The “Gaelic American,” in its issue of 9th February, 1935, published the following:–Taking time from his duties as director of the Welfare Bureau (United Irish Counties) at the Knights of Columbus Hotel, Christopher Murray, for ever so long identified with Irish sports, of some years back, furnishes some new information about Cusack Park, Mullingar, Co. Westmeath, which was erected the year before last. Christopher is the proud possessor of a letter from Peadar Cowan, Secretary, Westmeath Board G.A.A., in which the thanks and blessings of the Board are conveyed to him and the local Westmeath Men’s Association for a generous donation to the fund for the building of the new park. “Considering everything,” Christopher says, “Peadar Cowan and the Board report a very good year, and the prospects for the future are indeed very bright. The first big football match of the season will be played in the New Park on February 17th when Connacht & Leinster selections will play the semi-final for the Railway Cup. My old friend, Mr. James J. King, sent along his best regards. Jim is one of the oldest and most practical workers they have, and will not be content until a cinder path is laid round the pitch. A number of people will remember, I am sure,” added Christopher, “that Jim King was a famous athlete in his younger days. He has a husky son who will be a national champion one of these days.”
Quoting from the letter to Chris., Mr. Cowan says:– I was delighted at the splendid publicity given to Cusack Park in the Irish-American Press. The copies which you kindly sent me were indeed a revelation. We can never thank you and your fellow workers enough for all the trouble you went to on our behalf.
As soon as the Board is financially able a stand will be erected to commemorate the poet, Leo Casey. The funds to build the seating place will be derived from the receipts of competitions for a trophy that was recently donated by the town tradesman. From the description of the cup, Christopher loses not time in stating that there is nothing like it in Ireland. Resting on a pedestal of Kilkenny marble, it stands 2 feet high, resembling a monolith or tower, and is constructed of oxidised copper, varying in colour from that of glowing, bright bronze to deep purple. The four faces of the tower are chiseled and chased and enriched with inlaid enamels, silver and gold.
The “Irish World” of 9th February, 1935, in a column of large captions, says:– “The Westmeath Men’s Association during the past year raised three hundred dollars as a subscription towards defraying the expenses of Cusack Park, Mullingar. This has now been acknowledged by Peadar Cowan, of the Westmeath Co. Board, in a communication to Chris. Murray. Mr. Cowan, in a very interesting letter, convinces the reader that this is to be a hectic year for the Gaels of Westmeath, and pardonable pride in the new park, which, incidentally is the only park in Ireland called after the founder of the Association, permeates all through Mr.

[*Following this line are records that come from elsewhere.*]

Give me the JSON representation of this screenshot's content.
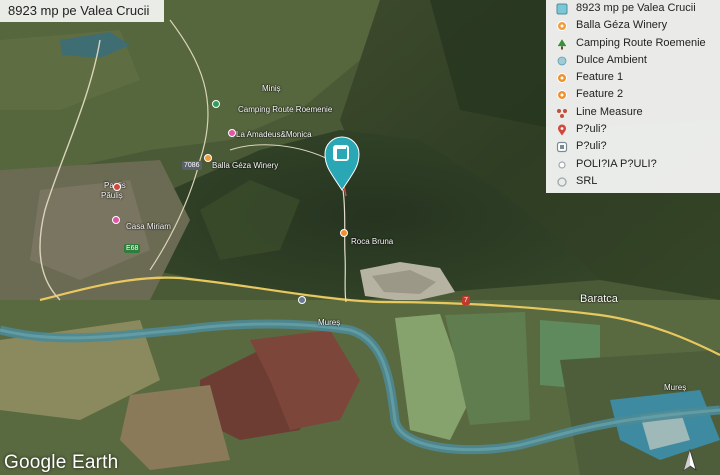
{
  "title": "8923 mp pe Valea Crucii",
  "legend": [
    {
      "label": "8923 mp pe Valea Crucii",
      "icon": "parcel-icon",
      "color": "#7cc7d6"
    },
    {
      "label": "Balla Géza Winery",
      "icon": "winery-icon",
      "color": "#f39b3a"
    },
    {
      "label": "Camping Route Roemenie",
      "icon": "tree-icon",
      "color": "#3c8f3c"
    },
    {
      "label": "Dulce Ambient",
      "icon": "dot-icon",
      "color": "#9ecbd6"
    },
    {
      "label": "Feature 1",
      "icon": "pin-orange-icon",
      "color": "#f0912f"
    },
    {
      "label": "Feature 2",
      "icon": "pin-orange-icon",
      "color": "#f0912f"
    },
    {
      "label": "Line Measure",
      "icon": "measure-icon",
      "color": "#c0503a"
    },
    {
      "label": "P?uli?",
      "icon": "map-pin-icon",
      "color": "#d2483c"
    },
    {
      "label": "P?uli?",
      "icon": "square-pin-icon",
      "color": "#7a8a95"
    },
    {
      "label": "POLI?IA P?ULI?",
      "icon": "dot-small-icon",
      "color": "#9ea8ad"
    },
    {
      "label": "SRL",
      "icon": "ring-icon",
      "color": "#9ea8ad"
    }
  ],
  "map_labels": {
    "paulis_red": "Paulis",
    "paulis": "Păuliș",
    "casa": "Casa Miriam",
    "winery": "Balla Géza Winery",
    "amadeus": "La Amadeus&Monica",
    "camping": "Camping Route Roemenie",
    "minis": "Miniș",
    "roca": "Roca Bruna",
    "baratca": "Baratca",
    "mures1": "Mureș",
    "mures2": "Mureș"
  },
  "roads": {
    "e68": "E68",
    "r7086": "7086",
    "r7": "7"
  },
  "brand": "Google Earth",
  "colors": {
    "marker": "#2aa7b5",
    "river": "#4d8a95",
    "road": "#e9c860"
  }
}
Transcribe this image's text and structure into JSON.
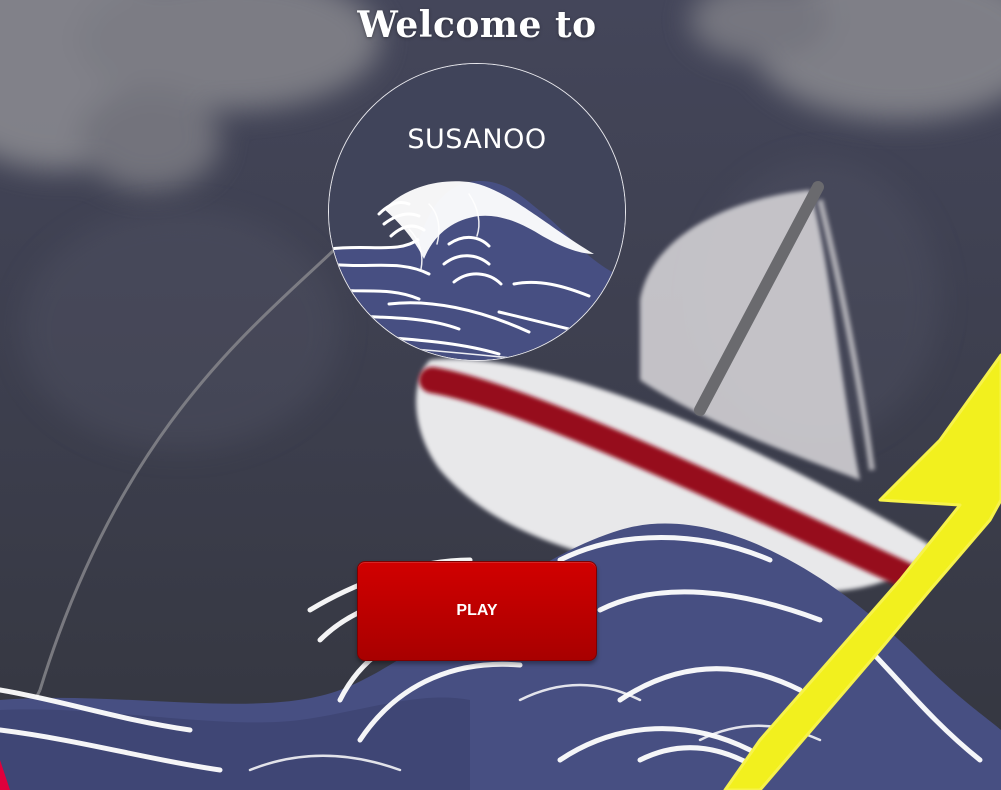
{
  "screen": {
    "welcome_text": "Welcome to",
    "logo": {
      "title": "SUSANOO",
      "icon": "great-wave-icon"
    },
    "play_button_label": "PLAY"
  },
  "colors": {
    "storm_sky": "#3e404e",
    "cloud": "#86868c",
    "sea": "#474f82",
    "foam": "#ffffff",
    "hull_stripe": "#96101c",
    "sail": "#d0cfd2",
    "lightning": "#f2f01e",
    "play_button": "#c00000"
  }
}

Cowan’s communication.
“The town tradesman of Mullingar presented to the Board a beautiful trophy known as “The Mullingar Town Trophy” for annual competition between the four principal football champions. The full proceeds go to the Cusack Park funds, and it is expected that the present debt will be liquidated in a couple of years. Then it is intended to go ahead with the erection of a stand on the grounds to commemorate the Fenian Gael, Leo Casey. Mullingar Town Trophy is distinctly original as a sports trophy in its general conception, in its form, in conveying a sense of restrained athletic power and embodying the thoughts appropriate to its use. It is unique also in respect of the material of which it is made, and in qualities of design and craftsmanship. In its general form the trophy resembles a monolith or tower–a tower of strength–and stands two feet in height. It is constructed of oxidised copper. The teaching also embodied in it is that the spirit of Cuchulan still lives in our modern athletics. On the front side of the tower is an emblematic figure of the athlete with background of waves and crests of the summerday seas, and as in the story of Cuchulan it is stated that he subdued to his purposes two wild horses, one symbolising day and the other night. Athletic power by day and by night is expressed in a panel beneath the figure two horses’ heads, being symbols of the sun and moon, respectively, attached to the harness. Crowning this combined arrangement, above the figure is a symbol if lightnight speed and energy–that of Uranus. The Arms of the four provinces are at around the base of the tower. On the front side is the inscription bearing date of Jubilee Year, October, 1934. Below the inscription is space for engraving the names of the winning teams, and at the foot is introduced a representation of the old water mill of Mullingar.